SMS João Pessoa - Secretaria Municipal de Saúde de João Pessoa (PB) — Prova 2015
Paciente do sexo feminino, 68 anos, admitida na enfermaria com quadro de náuseas, em tratamento para osteoporose com vitamina D (1000 U/dia); nos exames a paciente apresenta hipercalcemia (cálcio sérico de 16 mg/dl), hipofosfatemia e PTH de 7,2 (normal: 12-65 pg/ml). Qual a principal causa da hipercalcemia e qual seria sua conduta inicial?
Hipercalcemia grave + PTH suprimido + hipofosfatemia → suspeitar de malignidade; conduta inicial: hidratação e bifosfonatos.
A paciente apresenta hipercalcemia grave (16 mg/dL) com PTH suprimido (7,2 pg/ml) e hipofosfatemia. Essa tríade é altamente sugestiva de hipercalcemia da malignidade, que é a causa mais comum de hipercalcemia grave em pacientes hospitalizados. A conduta inicial envolve hidratação vigorosa e administração de bifosfonatos para reduzir o cálcio sérico.

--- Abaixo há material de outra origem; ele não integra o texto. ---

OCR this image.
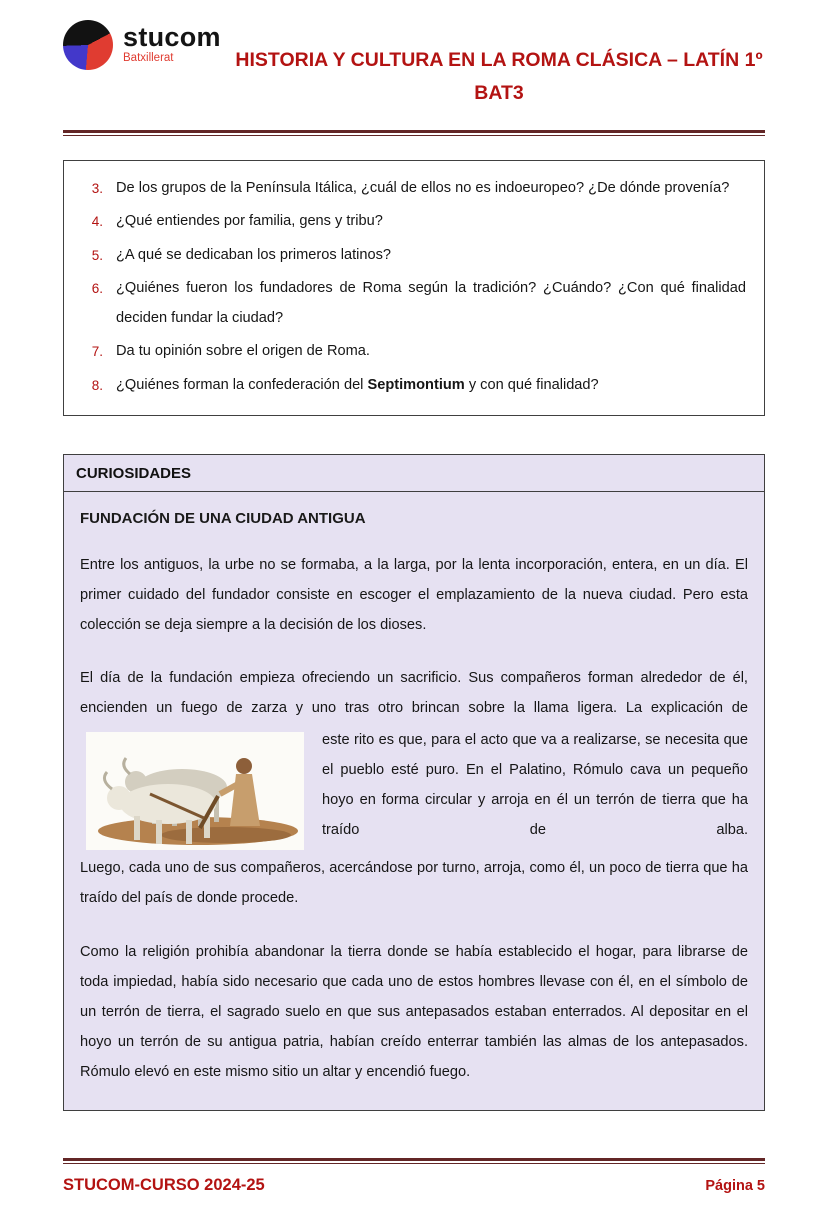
stucom
Batxillerat	HISTORIA Y CULTURA EN LA ROMA CLÁSICA – LATÍN 1º
BAT3
3. De los grupos de la Península Itálica, ¿cuál de ellos no es indoeuropeo? ¿De dónde provenía?
4. ¿Qué entiendes por familia, gens y tribu?
5. ¿A qué se dedicaban los primeros latinos?
6. ¿Quiénes fueron los fundadores de Roma según la tradición? ¿Cuándo? ¿Con qué finalidad deciden fundar la ciudad?
7. Da tu opinión sobre el origen de Roma.
8. ¿Quiénes forman la confederación del Septimontium y con qué finalidad?
CURIOSIDADES
FUNDACIÓN DE UNA CIUDAD ANTIGUA

Entre los antiguos, la urbe no se formaba, a la larga, por la lenta incorporación, entera, en un día. El primer cuidado del fundador consiste en escoger el emplazamiento de la nueva ciudad. Pero esta colección se deja siempre a la decisión de los dioses.

El día de la fundación empieza ofreciendo un sacrificio. Sus compañeros forman alrededor de él, encienden un fuego de zarza y uno tras otro brincan sobre la llama ligera. La explicación de

este rito es que, para el acto que va a realizarse, se necesita que el pueblo esté puro. En el Palatino, Rómulo cava un pequeño hoyo en forma circular y arroja en él un terrón de tierra que ha traído de alba.

Luego, cada uno de sus compañeros, acercándose por turno, arroja, como él, un poco de tierra que ha traído del país de donde procede.

Como la religión prohibía abandonar la tierra donde se había establecido el hogar, para librarse de toda impiedad, había sido necesario que cada uno de estos hombres llevase con él, en el símbolo de un terrón de tierra, el sagrado suelo en que sus antepasados estaban enterrados. Al depositar en el hoyo un terrón de su antigua patria, habían creído enterrar también las almas de los antepasados. Rómulo elevó en este mismo sitio un altar y encendió fuego.

STUCOM-CURSO 2024-25	Página 5
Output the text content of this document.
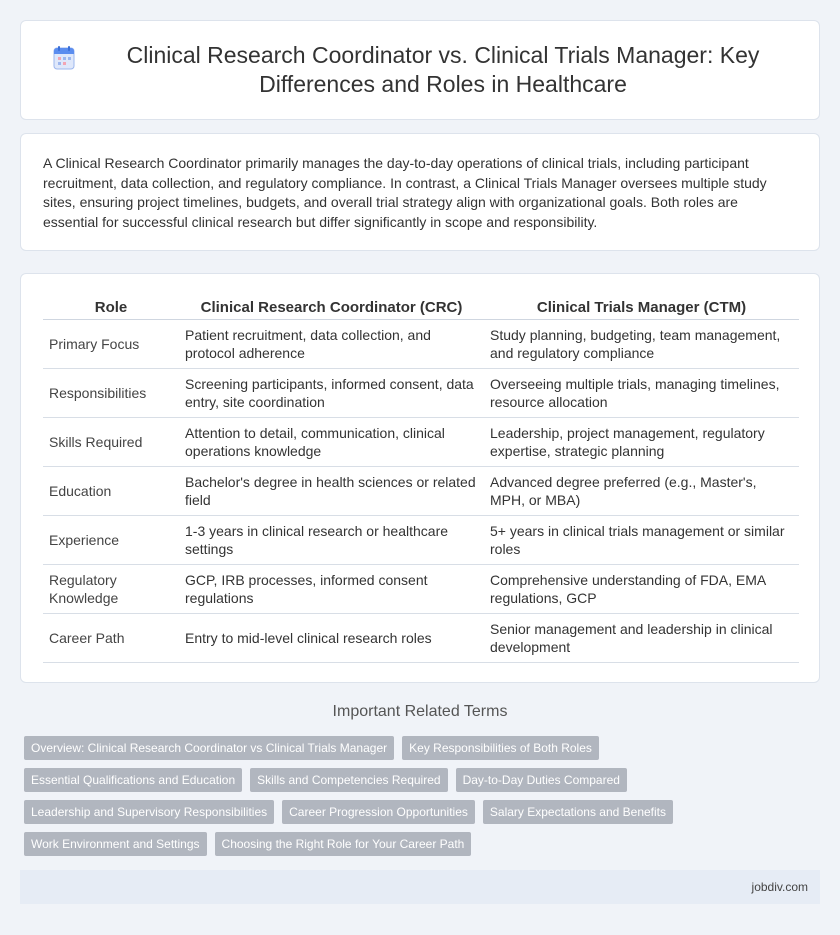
Clinical Research Coordinator vs. Clinical Trials Manager: Key Differences and Roles in Healthcare

A Clinical Research Coordinator primarily manages the day-to-day operations of clinical trials, including participant recruitment, data collection, and regulatory compliance. In contrast, a Clinical Trials Manager oversees multiple study sites, ensuring project timelines, budgets, and overall trial strategy align with organizational goals. Both roles are essential for successful clinical research but differ significantly in scope and responsibility.

Role	Clinical Research Coordinator (CRC)	Clinical Trials Manager (CTM)
Primary Focus	Patient recruitment, data collection, and protocol adherence	Study planning, budgeting, team management, and regulatory compliance
Responsibilities	Screening participants, informed consent, data entry, site coordination	Overseeing multiple trials, managing timelines, resource allocation
Skills Required	Attention to detail, communication, clinical operations knowledge	Leadership, project management, regulatory expertise, strategic planning
Education	Bachelor's degree in health sciences or related field	Advanced degree preferred (e.g., Master's, MPH, or MBA)
Experience	1-3 years in clinical research or healthcare settings	5+ years in clinical trials management or similar roles
Regulatory Knowledge	GCP, IRB processes, informed consent regulations	Comprehensive understanding of FDA, EMA regulations, GCP
Career Path	Entry to mid-level clinical research roles	Senior management and leadership in clinical development
Important Related Terms
Overview: Clinical Research Coordinator vs Clinical Trials Manager	Key Responsibilities of Both Roles
Essential Qualifications and Education	Skills and Competencies Required	Day-to-Day Duties Compared
Leadership and Supervisory Responsibilities	Career Progression Opportunities	Salary Expectations and Benefits
Work Environment and Settings	Choosing the Right Role for Your Career Path
jobdiv.com
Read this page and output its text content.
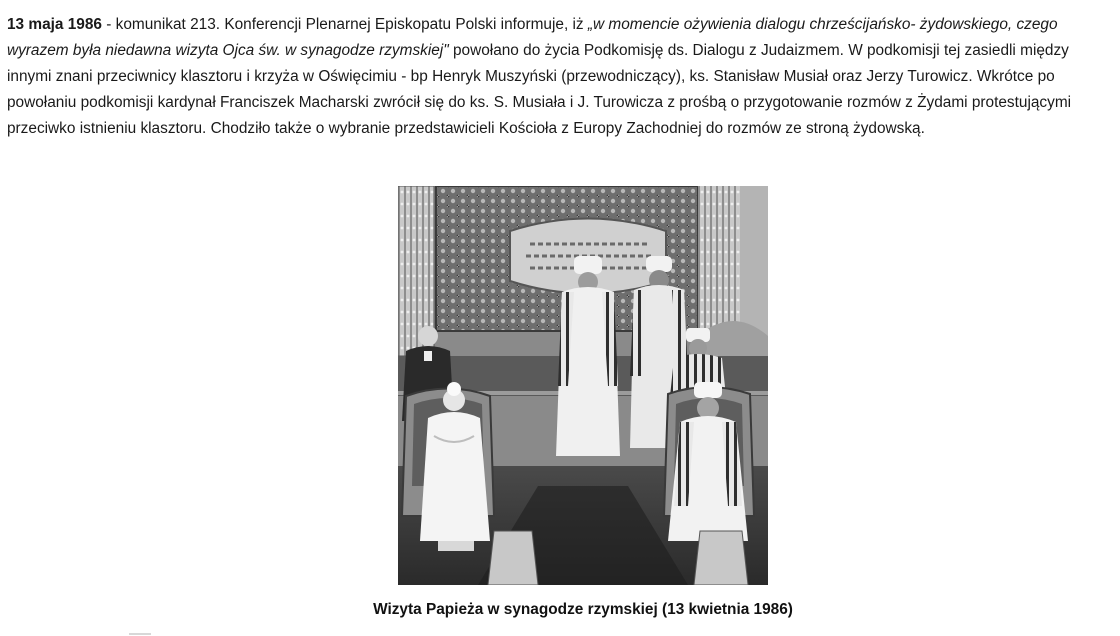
13 maja 1986 - komunikat 213. Konferencji Plenarnej Episkopatu Polski informuje, iż „w momencie ożywienia dialogu chrześcijańsko- żydowskiego, czego wyrazem była niedawna wizyta Ojca św. w synagodze rzymskiej" powołano do życia Podkomisję ds. Dialogu z Judaizmem. W podkomisji tej zasiedli między innymi znani przeciwnicy klasztoru i krzyża w Oświęcimiu - bp Henryk Muszyński (przewodniczący), ks. Stanisław Musiał oraz Jerzy Turowicz. Wkrótce po powołaniu podkomisji kardynał Franciszek Macharski zwrócił się do ks. S. Musiała i J. Turowicza z prośbą o przygotowanie rozmów z Żydami protestującymi przeciwko istnieniu klasztoru. Chodziło także o wybranie przedstawicieli Kościoła z Europy Zachodniej do rozmów ze stroną żydowską.

Wizyta Papieża w synagodze rzymskiej (13 kwietnia 1986)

A hipercalcemia é um distúrbio eletrolítico comum, e sua etiologia varia amplamente. Em pacientes hospitalizados com hipercalcemia grave (cálcio sérico > 14 mg/dL), a malignidade é a causa mais frequente. A apresentação clínica pode incluir náuseas, vômitos, constipação, poliúria, polidipsia, letargia e confusão, refletindo os efeitos do cálcio elevado em múltiplos sistemas. A identificação rápida da causa e o tratamento adequado são cruciais para prevenir complicações graves. A chave para o diagnóstico diferencial da hipercalcemia reside na avaliação do paratormônio (PTH). No caso apresentado, a paciente tem hipercalcemia grave (16 mg/dL) com PTH suprimido (7,2 pg/ml, abaixo do normal), o que exclui hiperparatireoidismo primário e sugere uma causa não-PTH-dependente. A hipofosfatemia também é consistente com a hipercalcemia da malignidade, especialmente quando mediada por PTHrP, que mimetiza os efeitos do PTH no osso e no rim, mas não na produção de 1,25-di-hidroxivitamina D. A idade avançada e a presença de náuseas reforçam a suspeita de malignidade. A conduta inicial para hipercalcemia grave é a hidratação intravenosa agressiva com solução salina isotônica para expandir o volume intravascular e promover a calciúria. Após a hidratação, os bifosfonatos intravenosos (como pamidronato ou ácido zoledrônico) são a terapia de escolha, pois inibem a reabsorção óssea osteoclástica e são eficazes na redução dos níveis de cálcio. Outras terapias, como calcitonina e denosumabe, podem ser usadas em casos refratários ou específicos, mas a hidratação e os bifosfonatos são a base do tratamento agudo.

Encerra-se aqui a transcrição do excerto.